Titled "Health and Health Care of Women Veterans and Women in the Military: Research Informing Evidence-based Practice and Policy," the Supplement features commentaries by VA investigators examining the role, history, and future of women's health research. In the opening commentary of the Journal, guest editors Elizabeth M. Yano, Ph.D., and Susan M. Frayne, MD, discuss the heightened focus on health services research. The guest editors noted that within the first four years after the VA Office of Research and Development established its women's health agenda, more articles on this topic have been published than in the previous 25 years combined.

The Supplement includes 18 peer-reviewed research articles addressing the changing demographics and demands of VA health care presented by the recent surge of women Veterans into the system. Among the topics addressed are: gender differences and disparities in care; mental health, including military sexual trauma and substance abuse; post deployment health, including posttraumatic stress disorder; quality and delivery of care; and special populations, including homeless women Veterans and those with traumatic brain injury.
Susan F. Wood, PhD, Director of the Jacobs Institute, stated, "These papers illustrate both the breadth and depth of the health concerns of women veterans. They also demonstrate the critical role of the research needed to fill the gaps and to address these concerns."

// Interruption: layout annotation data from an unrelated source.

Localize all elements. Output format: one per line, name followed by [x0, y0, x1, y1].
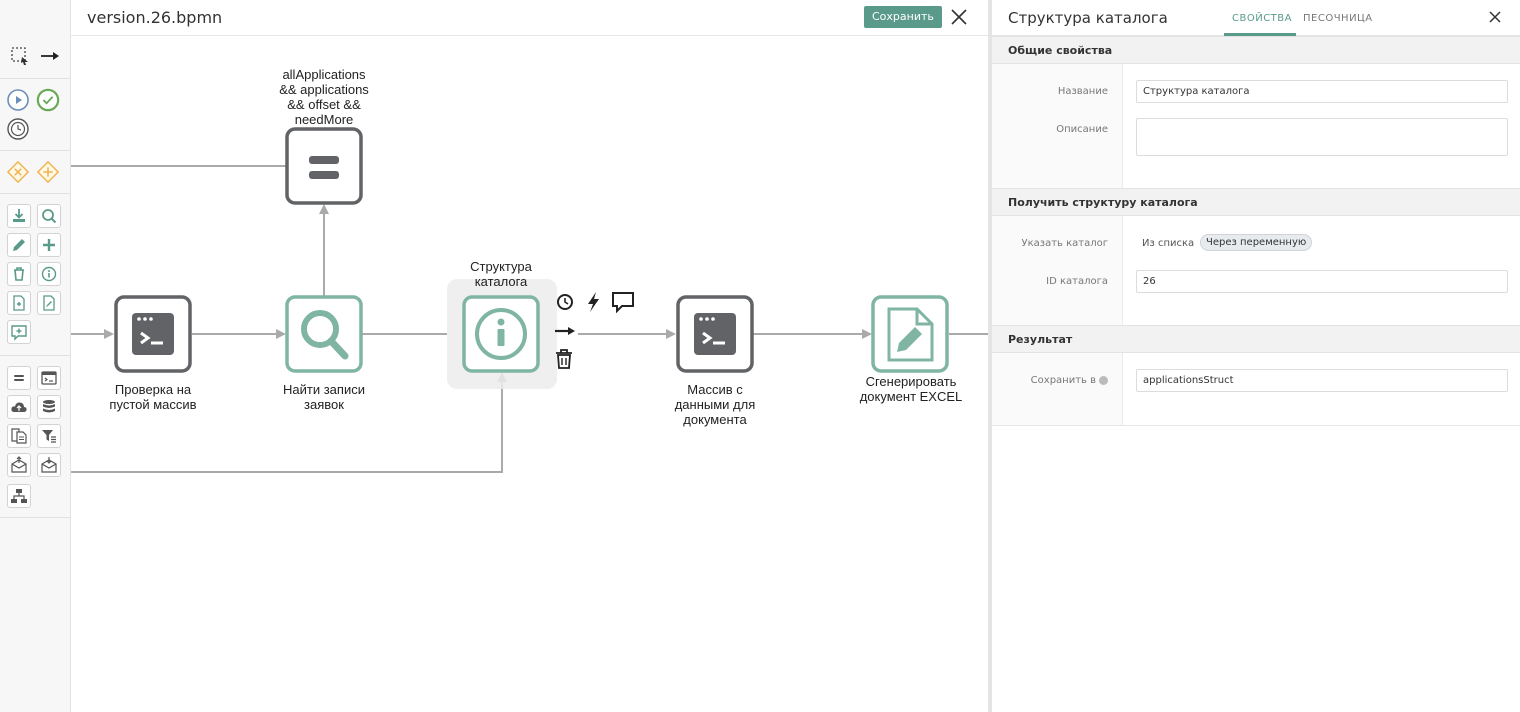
section-get-catalog-header[interactable]: Получить структуру каталога: [992, 188, 1520, 216]
close-icon[interactable]: [1486, 8, 1504, 26]
node-condition: [285, 127, 363, 205]
node-label-condition: allApplications && applications && offse…: [279, 67, 369, 127]
download-task-icon[interactable]: [7, 204, 31, 228]
section-title: Результат: [1008, 333, 1073, 346]
filter-task-icon[interactable]: [37, 424, 61, 448]
timer-icon: [557, 294, 573, 310]
node-label-find-records: Найти записи заявок: [283, 382, 365, 412]
editor-header: version.26.bpmn Сохранить: [71, 0, 988, 36]
database-task-icon[interactable]: [37, 395, 61, 419]
start-event-icon[interactable]: [6, 88, 30, 112]
message-task-icon[interactable]: [7, 320, 31, 344]
arrow-into-check: [104, 329, 114, 339]
node-check-empty: [114, 295, 192, 373]
panel-header: Структура каталога СВОЙСТВА ПЕСОЧНИЦА: [992, 0, 1520, 36]
subprocess-icon[interactable]: [7, 484, 31, 508]
arrow-into-array: [666, 329, 676, 339]
node-label-generate-excel: Сгенерировать документ EXCEL: [859, 374, 963, 404]
lasso-select-icon[interactable]: [8, 44, 32, 68]
field-label-catalog-source: Указать каталог: [1021, 238, 1109, 249]
arrow-into-excel: [862, 329, 872, 339]
parallel-gateway-icon[interactable]: [36, 160, 60, 184]
cloud-upload-task-icon[interactable]: [7, 395, 31, 419]
end-event-icon[interactable]: [36, 88, 60, 112]
connect-arrow-icon[interactable]: [38, 44, 62, 68]
lightning-icon: [588, 292, 599, 312]
node-data-array: [676, 295, 754, 373]
description-textarea[interactable]: [1136, 118, 1508, 156]
option-via-variable[interactable]: Через переменную: [1200, 234, 1313, 251]
equals-icon: [309, 156, 339, 164]
node-label-catalog-structure: Структура каталога: [470, 259, 532, 289]
diagram-editor: version.26.bpmn Сохранить allApplication…: [0, 0, 988, 712]
bpmn-editor-app: version.26.bpmn Сохранить allApplication…: [0, 0, 1520, 712]
context-pad: [555, 292, 634, 369]
arrow-into-condition: [319, 204, 329, 214]
file-title: version.26.bpmn: [87, 8, 223, 27]
label-column: [992, 353, 1123, 425]
node-find-records: [285, 295, 363, 373]
node-label-check-empty: Проверка на пустой массив: [109, 382, 197, 412]
file-edit-task-icon[interactable]: [37, 291, 61, 315]
properties-panel: Структура каталога СВОЙСТВА ПЕСОЧНИЦА Об…: [992, 0, 1520, 712]
arrow-into-find: [276, 329, 286, 339]
tab-sandbox[interactable]: ПЕСОЧНИЦА: [1303, 13, 1373, 24]
section-result-header[interactable]: Результат: [992, 325, 1520, 353]
label-column: [992, 216, 1123, 326]
exclusive-gateway-icon[interactable]: [6, 160, 30, 184]
info-task-icon[interactable]: [37, 262, 61, 286]
name-input[interactable]: Структура каталога: [1136, 80, 1508, 103]
node-generate-excel: [871, 295, 949, 373]
catalog-id-input[interactable]: 26: [1136, 270, 1508, 293]
save-button[interactable]: Сохранить: [864, 6, 942, 28]
edit-task-icon[interactable]: [7, 233, 31, 257]
equals-task-icon[interactable]: [7, 366, 31, 390]
section-general-header[interactable]: Общие свойства: [992, 36, 1520, 64]
field-label-description: Описание: [1056, 124, 1108, 135]
script-icon: [132, 313, 174, 355]
comment-icon: [612, 292, 634, 314]
option-from-list[interactable]: Из списка: [1142, 238, 1194, 249]
node-label-data-array: Массив с данными для документа: [674, 382, 756, 427]
field-label-name: Название: [1057, 86, 1108, 97]
timer-event-icon[interactable]: [6, 117, 30, 141]
arrow-icon: [555, 327, 575, 335]
section-title: Общие свойства: [1008, 44, 1113, 57]
section-title: Получить структуру каталога: [1008, 196, 1198, 209]
add-task-icon[interactable]: [37, 233, 61, 257]
save-to-input[interactable]: applicationsStruct: [1136, 369, 1508, 392]
trash-icon: [556, 349, 572, 369]
diagram-canvas[interactable]: allApplications && applications && offse…: [71, 37, 988, 712]
document-copy-task-icon[interactable]: [7, 424, 31, 448]
close-icon[interactable]: [949, 7, 969, 27]
search-task-icon[interactable]: [37, 204, 61, 228]
script-icon: [694, 313, 736, 355]
file-task-icon[interactable]: [7, 291, 31, 315]
panel-title: Структура каталога: [1008, 9, 1168, 27]
mail-send-task-icon[interactable]: [7, 453, 31, 477]
script-task-icon[interactable]: [37, 366, 61, 390]
field-label-save-to: Сохранить в: [1031, 375, 1108, 386]
tool-palette: [0, 0, 71, 712]
node-catalog-structure: [447, 279, 557, 389]
tab-properties[interactable]: СВОЙСТВА: [1232, 13, 1292, 24]
field-label-catalog-id: ID каталога: [1046, 276, 1108, 287]
info-icon[interactable]: [1099, 375, 1108, 385]
mail-receive-task-icon[interactable]: [37, 453, 61, 477]
section-divider: [992, 425, 1520, 426]
delete-task-icon[interactable]: [7, 262, 31, 286]
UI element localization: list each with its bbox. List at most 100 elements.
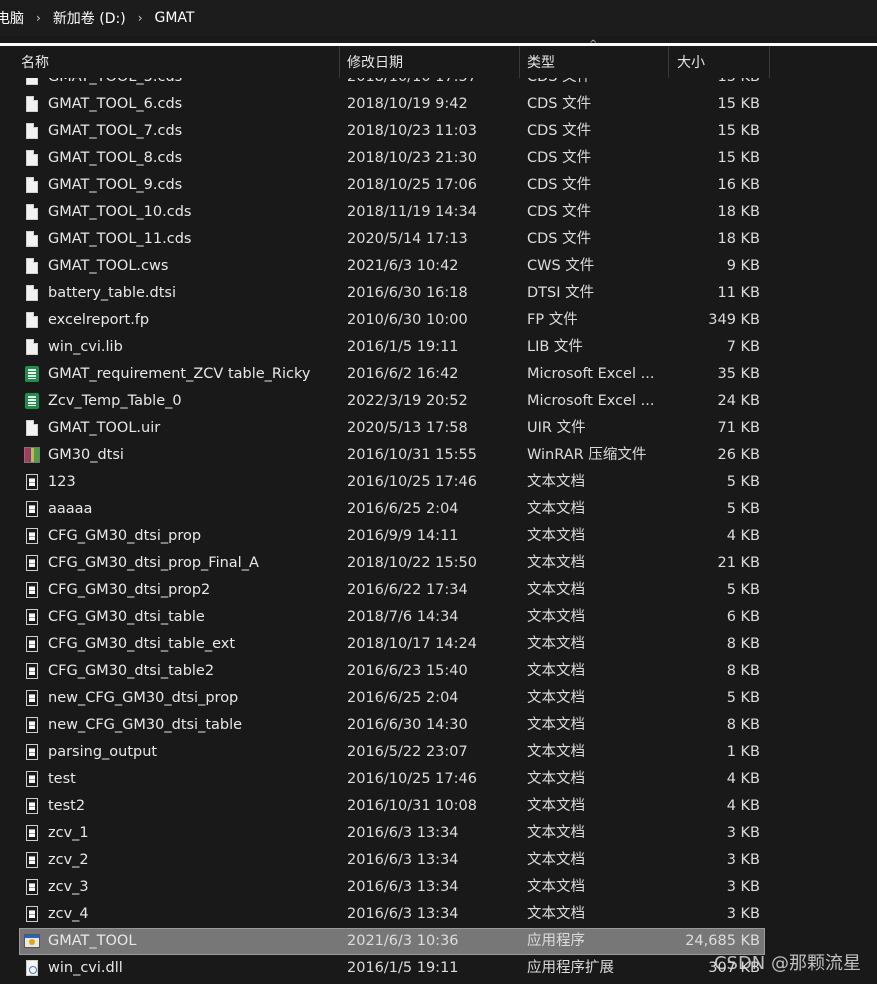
file-row[interactable]: 123 2016/10/25 17:46 文本文档 5 KB (0, 469, 877, 496)
file-row[interactable]: GMAT_TOOL_9.cds 2018/10/25 17:06 CDS 文件 16 … (0, 172, 877, 199)
text-file-icon-glyph (26, 744, 38, 760)
breadcrumb-this-pc[interactable]: 电脑 (0, 8, 28, 28)
text-file-icon-glyph (26, 609, 38, 625)
text-file-icon-glyph (26, 852, 38, 868)
file-row[interactable]: win_cvi.lib 2016/1/5 19:11 LIB 文件 7 KB (0, 334, 877, 361)
file-modified-date: 2016/6/23 15:40 (347, 663, 468, 679)
file-row[interactable]: new_CFG_GM30_dtsi_prop 2016/6/25 2:04 文本文档… (0, 685, 877, 712)
file-type: 文本文档 (527, 879, 585, 895)
column-resize-handle[interactable] (668, 46, 669, 78)
file-row[interactable]: GMAT_TOOL_10.cds 2018/11/19 14:34 CDS 文件 18… (0, 199, 877, 226)
file-row[interactable]: Zcv_Temp_Table_0 2022/3/19 20:52 Microsoft… (0, 388, 877, 415)
file-row[interactable]: GMAT_TOOL_11.cds 2020/5/14 17:13 CDS 文件 18 … (0, 226, 877, 253)
text-file-icon (24, 555, 40, 572)
file-row[interactable]: CFG_GM30_dtsi_table2 2016/6/23 15:40 文本文档 8… (0, 658, 877, 685)
file-name: CFG_GM30_dtsi_table (48, 609, 205, 625)
file-name: GMAT_requirement_ZCV table_Ricky (48, 366, 311, 382)
text-file-icon (24, 798, 40, 815)
file-row[interactable]: GMAT_TOOL_8.cds 2018/10/23 21:30 CDS 文件 15 … (0, 145, 877, 172)
application-icon-glyph (24, 934, 40, 948)
text-file-icon-glyph (26, 798, 38, 814)
file-modified-date: 2016/10/25 17:46 (347, 771, 477, 787)
file-row[interactable]: test 2016/10/25 17:46 文本文档 4 KB (0, 766, 877, 793)
file-row[interactable]: aaaaa 2016/6/25 2:04 文本文档 5 KB (0, 496, 877, 523)
file-name: GMAT_TOOL_8.cds (48, 150, 183, 166)
file-row[interactable]: excelreport.fp 2010/6/30 10:00 FP 文件 349 KB (0, 307, 877, 334)
file-name: Zcv_Temp_Table_0 (48, 393, 182, 409)
file-name: zcv_1 (48, 825, 89, 841)
file-row[interactable]: CFG_GM30_dtsi_prop 2016/9/9 14:11 文本文档 4 KB (0, 523, 877, 550)
chevron-right-icon[interactable]: › (28, 11, 49, 25)
text-file-icon-glyph (26, 474, 38, 490)
file-modified-date: 2016/6/30 16:18 (347, 285, 468, 301)
file-name: GMAT_TOOL_6.cds (48, 96, 183, 112)
file-row[interactable]: GMAT_TOOL_6.cds 2018/10/19 9:42 CDS 文件 15 K… (0, 91, 877, 118)
file-size: 4 KB (726, 771, 760, 787)
file-row[interactable]: GMAT_TOOL.uir 2020/5/13 17:58 UIR 文件 71 KB (0, 415, 877, 442)
file-row[interactable]: parsing_output 2016/5/22 23:07 文本文档 1 KB (0, 739, 877, 766)
text-file-icon (24, 879, 40, 896)
text-file-icon (24, 582, 40, 599)
text-file-icon-glyph (26, 636, 38, 652)
file-row[interactable]: CFG_GM30_dtsi_table 2018/7/6 14:34 文本文档 6 K… (0, 604, 877, 631)
file-modified-date: 2016/1/5 19:11 (347, 339, 459, 355)
file-size: 24 KB (717, 393, 760, 409)
file-modified-date: 2016/6/3 13:34 (347, 825, 459, 841)
column-header-date[interactable]: 修改日期 (347, 46, 403, 78)
file-name: GMAT_TOOL_7.cds (48, 123, 183, 139)
file-name: battery_table.dtsi (48, 285, 176, 301)
file-type: 文本文档 (527, 798, 585, 814)
file-type: 文本文档 (527, 690, 585, 706)
column-header-type[interactable]: 类型 (527, 46, 555, 78)
file-list[interactable]: GMAT_TOOL_5.cds2018/10/10 17:57CDS 文件15 … (0, 78, 877, 984)
file-size: 3 KB (726, 879, 760, 895)
file-row[interactable]: GMAT_TOOL.cws 2021/6/3 10:42 CWS 文件 9 KB (0, 253, 877, 280)
file-row[interactable]: CFG_GM30_dtsi_prop_Final_A 2018/10/22 15:… (0, 550, 877, 577)
file-icon (24, 285, 40, 302)
file-row[interactable]: battery_table.dtsi 2016/6/30 16:18 DTSI 文件… (0, 280, 877, 307)
text-file-icon (24, 744, 40, 761)
file-row[interactable]: CFG_GM30_dtsi_table_ext 2018/10/17 14:24 文… (0, 631, 877, 658)
file-name: zcv_2 (48, 852, 89, 868)
column-resize-handle[interactable] (519, 46, 520, 78)
column-resize-handle[interactable] (769, 46, 770, 78)
file-row[interactable]: GMAT_TOOL_7.cds 2018/10/23 11:03 CDS 文件 15 … (0, 118, 877, 145)
chevron-right-icon[interactable]: › (130, 11, 151, 25)
file-row[interactable]: GMAT_TOOL_5.cds 2018/10/10 17:57 CDS 文件15 … (0, 78, 877, 91)
file-icon-glyph (26, 231, 38, 247)
file-row[interactable]: GMAT_requirement_ZCV table_Ricky 2016/6/2… (0, 361, 877, 388)
file-type: 文本文档 (527, 636, 585, 652)
file-name: GMAT_TOOL_9.cds (48, 177, 183, 193)
file-icon-glyph (26, 312, 38, 328)
file-row[interactable]: zcv_1 2016/6/3 13:34 文本文档 3 KB (0, 820, 877, 847)
file-size: 5 KB (726, 582, 760, 598)
file-row[interactable]: GM30_dtsi 2016/10/31 15:55 WinRAR 压缩文件 26 K… (0, 442, 877, 469)
file-modified-date: 2020/5/13 17:58 (347, 420, 468, 436)
text-file-icon (24, 690, 40, 707)
file-row[interactable]: zcv_2 2016/6/3 13:34 文本文档 3 KB (0, 847, 877, 874)
file-size: 15 KB (717, 96, 760, 112)
file-row[interactable]: zcv_4 2016/6/3 13:34 文本文档 3 KB (0, 901, 877, 928)
breadcrumb: 电脑 › 新加卷 (D:) › GMAT (0, 0, 877, 36)
file-modified-date: 2016/6/3 13:34 (347, 879, 459, 895)
breadcrumb-drive-d[interactable]: 新加卷 (D:) (49, 8, 130, 28)
file-icon (24, 231, 40, 248)
file-modified-date: 2016/6/3 13:34 (347, 906, 459, 922)
file-row[interactable]: new_CFG_GM30_dtsi_table 2016/6/30 14:30 文本… (0, 712, 877, 739)
file-size: 4 KB (726, 528, 760, 544)
file-type: UIR 文件 (527, 420, 586, 436)
file-row[interactable]: test2 2016/10/31 10:08 文本文档 4 KB (0, 793, 877, 820)
file-row[interactable]: zcv_3 2016/6/3 13:34 文本文档 3 KB (0, 874, 877, 901)
file-type: 文本文档 (527, 474, 585, 490)
file-modified-date: 2016/5/22 23:07 (347, 744, 468, 760)
excel-icon (24, 393, 40, 410)
column-header-name[interactable]: 名称 (21, 46, 49, 78)
file-type: Microsoft Excel ... (527, 366, 655, 382)
winrar-icon-glyph (24, 447, 40, 463)
column-resize-handle[interactable] (339, 46, 340, 78)
file-modified-date: 2022/3/19 20:52 (347, 393, 468, 409)
text-file-icon-glyph (26, 501, 38, 517)
breadcrumb-gmat-folder[interactable]: GMAT (151, 10, 199, 26)
column-header-size[interactable]: 大小 (677, 46, 705, 78)
file-row[interactable]: CFG_GM30_dtsi_prop2 2016/6/22 17:34 文本文档 5 … (0, 577, 877, 604)
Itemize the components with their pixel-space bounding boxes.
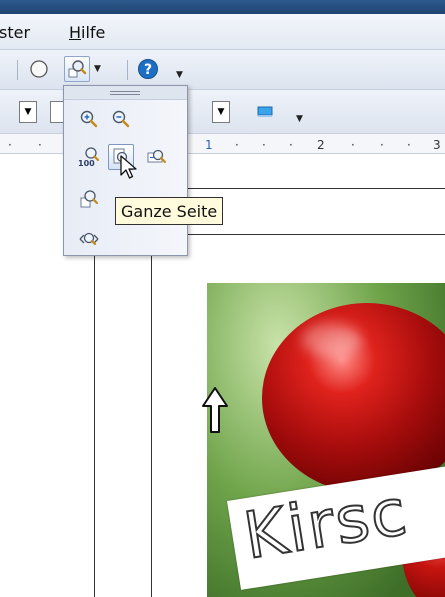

In her Editor's Note introducing the Supplement, Women's Health Issues Editor-in-Chief Anne Rossier Markus, JD, PhD, MHS, wrote, "According to analyses published in this Supplement, today, one in five new recruits is a woman, 15% of active military personnel are women, and women have become the fastest growing group of veterans who are new users of the VA health care system. This shift in the VA user demographics should not be underestimated, because it has important implications for the VA's ability and capacity to accommodate women's needs in all aspects of life, whether they are working or retired, suffer from chronic conditions that often are the direct result of their service in theaters of war, or have routine medical needs, all of which require tailored services and programs. The VA, often cited as the U.S. model of a government-funded, government-run health care system, has also made great strides in transforming its ways of delivering care and in investing in monitoring and evaluation, including research that focuses on women's health."